Depending on your style of travel, quiet days where you spend most of the time at a table eating and drinking tea can be a major advantage of hanging with a CSer over other hostel travelers. Since I have 3 months of traveling, I welcome the occasional low key day. Plus, a nice meal and tea is tops after a late night. I even splurged on what ended up being an adorable and delicious chocolate mousse dessert served in a baby Guinness glass! Seriously, look at that picture and tell me that isn’t the cure to anything that ails ya. 
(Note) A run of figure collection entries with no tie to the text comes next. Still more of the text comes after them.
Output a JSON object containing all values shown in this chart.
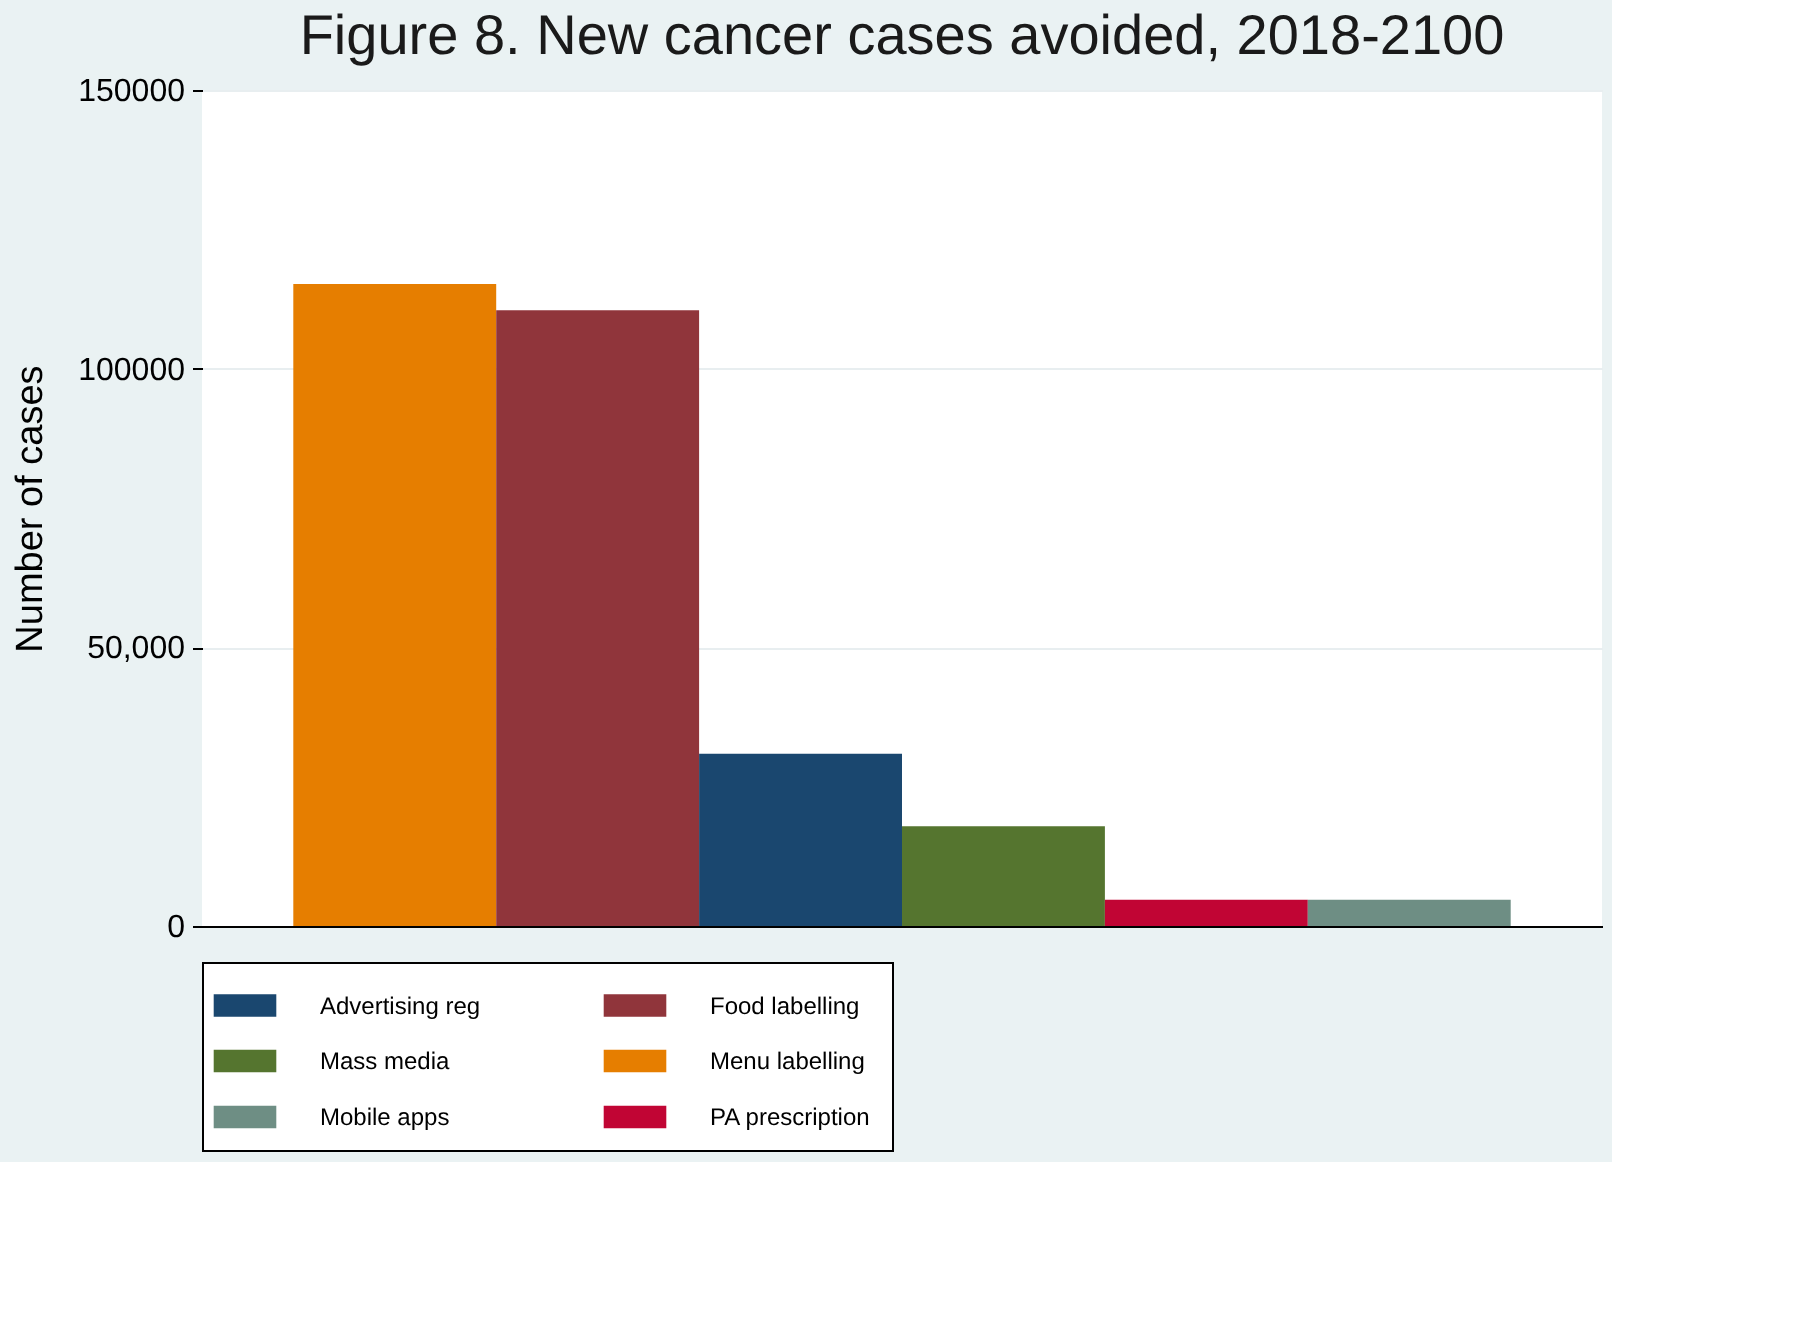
{
  "chart_data": {
    "type": "bar",
    "title": "Figure 8. New cancer cases avoided, 2018-2100",
    "ylabel": "Number of cases",
    "categories": [
      null
    ],
    "series": [
      {
        "name": "Menu labelling",
        "color": "#e67e00",
        "values": [
          115200
        ]
      },
      {
        "name": "Food labelling",
        "color": "#90353b",
        "values": [
          110500
        ]
      },
      {
        "name": "Advertising reg",
        "color": "#1a476f",
        "values": [
          30900
        ]
      },
      {
        "name": "Mass media",
        "color": "#55752f",
        "values": [
          17900
        ]
      },
      {
        "name": "PA prescription",
        "color": "#c10534",
        "values": [
          4700
        ]
      },
      {
        "name": "Mobile apps",
        "color": "#6e8e84",
        "values": [
          4700
        ]
      }
    ],
    "ylim": [
      0,
      150000
    ],
    "yticks": [
      0,
      {
        "value": 50000,
        "label": "50,000"
      },
      100000,
      150000
    ],
    "grid": "y",
    "legend": "bottom",
    "tick_labels": "y"
  }
}
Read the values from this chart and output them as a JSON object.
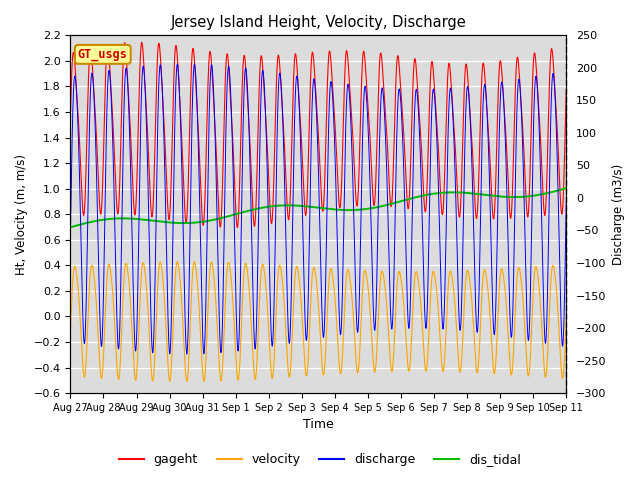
{
  "title": "Jersey Island Height, Velocity, Discharge",
  "xlabel": "Time",
  "ylabel_left": "Ht, Velocity (m, m/s)",
  "ylabel_right": "Discharge (m3/s)",
  "ylim_left": [
    -0.6,
    2.2
  ],
  "ylim_right": [
    -300,
    250
  ],
  "yticks_left": [
    -0.6,
    -0.4,
    -0.2,
    0.0,
    0.2,
    0.4,
    0.6,
    0.8,
    1.0,
    1.2,
    1.4,
    1.6,
    1.8,
    2.0,
    2.2
  ],
  "yticks_right": [
    -300,
    -250,
    -200,
    -150,
    -100,
    -50,
    0,
    50,
    100,
    150,
    200,
    250
  ],
  "xtick_labels": [
    "Aug 27",
    "Aug 28",
    "Aug 29",
    "Aug 30",
    "Aug 31",
    "Sep 1",
    "Sep 2",
    "Sep 3",
    "Sep 4",
    "Sep 5",
    "Sep 6",
    "Sep 7",
    "Sep 8",
    "Sep 9",
    "Sep 10",
    "Sep 11"
  ],
  "colors": {
    "gageht": "#FF0000",
    "velocity": "#FFA500",
    "discharge": "#0000FF",
    "dis_tidal": "#00BB00"
  },
  "background_color": "#DCDCDC",
  "gt_usgs_box_color": "#FFFF99",
  "gt_usgs_border_color": "#CC8800",
  "gt_usgs_text_color": "#CC0000",
  "tidal_period_hours": 12.4,
  "n_points": 4000,
  "total_days": 15
}
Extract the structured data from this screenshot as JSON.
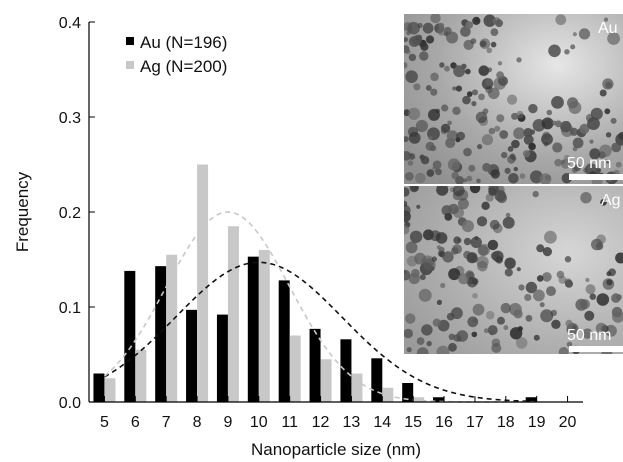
{
  "chart_data": {
    "type": "bar",
    "xlabel": "Nanoparticle size (nm)",
    "ylabel": "Frequency",
    "ylim": [
      0,
      0.4
    ],
    "xlim": [
      4.5,
      20.5
    ],
    "y_ticks": [
      "0.0",
      "0.1",
      "0.2",
      "0.3",
      "0.4"
    ],
    "x_ticks": [
      "5",
      "6",
      "7",
      "8",
      "9",
      "10",
      "11",
      "12",
      "13",
      "14",
      "15",
      "16",
      "17",
      "18",
      "19",
      "20"
    ],
    "legend_position": "top-left",
    "grid": false,
    "series": [
      {
        "name": "Au (N=196)",
        "color": "#000000",
        "x": [
          5,
          6,
          7,
          8,
          9,
          10,
          11,
          12,
          13,
          14,
          15,
          16,
          17,
          18,
          19
        ],
        "values": [
          0.03,
          0.138,
          0.143,
          0.097,
          0.092,
          0.153,
          0.128,
          0.077,
          0.066,
          0.046,
          0.02,
          0.005,
          0.0,
          0.0,
          0.005
        ],
        "fit": {
          "type": "gaussian",
          "mean": 10.0,
          "sigma": 2.7,
          "peak": 0.147,
          "style": "dashed",
          "color": "#111111"
        }
      },
      {
        "name": "Ag (N=200)",
        "color": "#c8c8c8",
        "x": [
          5,
          6,
          7,
          8,
          9,
          10,
          11,
          12,
          13,
          14,
          15,
          16,
          17,
          18,
          19
        ],
        "values": [
          0.025,
          0.055,
          0.155,
          0.25,
          0.185,
          0.16,
          0.07,
          0.045,
          0.03,
          0.015,
          0.005,
          0.0,
          0.0,
          0.0,
          0.0
        ],
        "fit": {
          "type": "gaussian",
          "mean": 9.0,
          "sigma": 2.0,
          "peak": 0.2,
          "style": "dashed",
          "color": "#c8c8c8"
        }
      }
    ],
    "insets": [
      {
        "label": "Au",
        "scale_bar": "50 nm"
      },
      {
        "label": "Ag",
        "scale_bar": "50 nm"
      }
    ]
  }
}
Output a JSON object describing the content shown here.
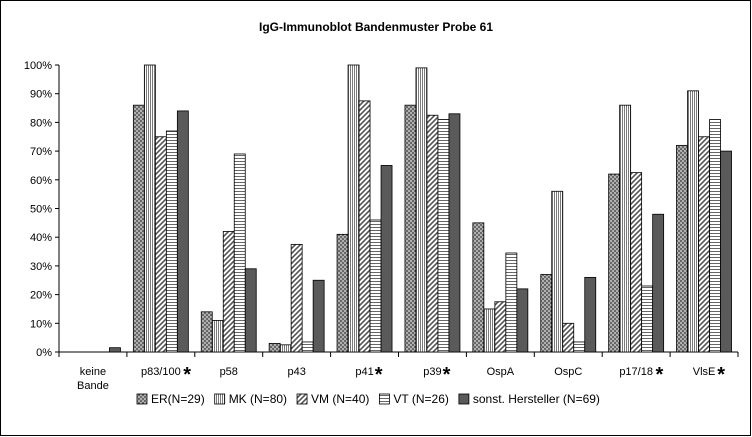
{
  "chart_data": {
    "type": "bar",
    "title": "IgG-Immunoblot Bandenmuster Probe 61",
    "categories": [
      {
        "line1": "keine",
        "line2": "Bande",
        "star": ""
      },
      {
        "line1": "p83/100",
        "line2": "",
        "star": "*"
      },
      {
        "line1": "p58",
        "line2": "",
        "star": ""
      },
      {
        "line1": "p43",
        "line2": "",
        "star": ""
      },
      {
        "line1": "p41",
        "line2": "",
        "star": "*"
      },
      {
        "line1": "p39",
        "line2": "",
        "star": "*"
      },
      {
        "line1": "OspA",
        "line2": "",
        "star": ""
      },
      {
        "line1": "OspC",
        "line2": "",
        "star": ""
      },
      {
        "line1": "p17/18",
        "line2": "",
        "star": "*"
      },
      {
        "line1": "VlsE",
        "line2": "",
        "star": "*"
      }
    ],
    "ylim": [
      0,
      100
    ],
    "yticks": [
      "0%",
      "10%",
      "20%",
      "30%",
      "40%",
      "50%",
      "60%",
      "70%",
      "80%",
      "90%",
      "100%"
    ],
    "grid": false,
    "legend_position": "bottom",
    "series": [
      {
        "name": "ER(N=29)",
        "pattern": "dots",
        "values": [
          0,
          86,
          14,
          3,
          41,
          86,
          45,
          27,
          62,
          72
        ]
      },
      {
        "name": "MK (N=80)",
        "pattern": "vlines",
        "values": [
          0,
          100,
          11,
          2.5,
          100,
          99,
          15,
          56,
          86,
          91
        ]
      },
      {
        "name": "VM (N=40)",
        "pattern": "diag",
        "values": [
          0,
          75,
          42,
          37.5,
          87.5,
          82.5,
          17.5,
          10,
          62.5,
          75
        ]
      },
      {
        "name": "VT (N=26)",
        "pattern": "hlines",
        "values": [
          0,
          77,
          69,
          3.5,
          46,
          81,
          34.5,
          3.5,
          23,
          81
        ]
      },
      {
        "name": "sonst. Hersteller (N=69)",
        "pattern": "solid",
        "values": [
          1.5,
          84,
          29,
          25,
          65,
          83,
          22,
          26,
          48,
          70
        ]
      }
    ]
  }
}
Another big advantage of a local host is their knowledge of events around town. Yea you can ask the front desk at the hostel for recommendations, but often they have a select list of places/tours/events that they promote. My host knew about a FREE comedy show in the basement of a pub. One that I’d actually eaten in with KC and SC (Stag’s Head). We got there just in time to snag some of the last seats right up front, just to the side of the stage. Not only are there five acts for no charge, but they also handed out chocolate candy treats during intermission. Allegedly, they usually pass out ice creams. I highly recommend trying to hit up a show there on a Sunday or Monday evening. I had actually planning on leaving the next day, but Stijn told me about a group that was heading to Dun Laoghaire for a day by the seaside. He graciously agreed to let me stay an extra night and got me all of the information I’d need for the next day’s event. It turned out to be a fantasticly sunny day, perfect for the trip. There were a few people from the previous nights out in attendance, but loads more new faces that were eager to be friends. I was not actually brave enough to jump into the water, but a handful of the group actually went in. When there are swimmers wearing thick wetsuits to get in, thats usually my cue to simply enjoy the view. 
All in all, I think I saw most of what I wanted to see around Dublin. The two approaches both covered some really fantastic experiences and I definitely want to keep up with my trend of exploring different areas with travelers and locals. It also seems like the weekends are the best time to hit up a CSing host, as they are usually free from work to show you around and the hostels are sometimes pricier then. Next stop, Belfast!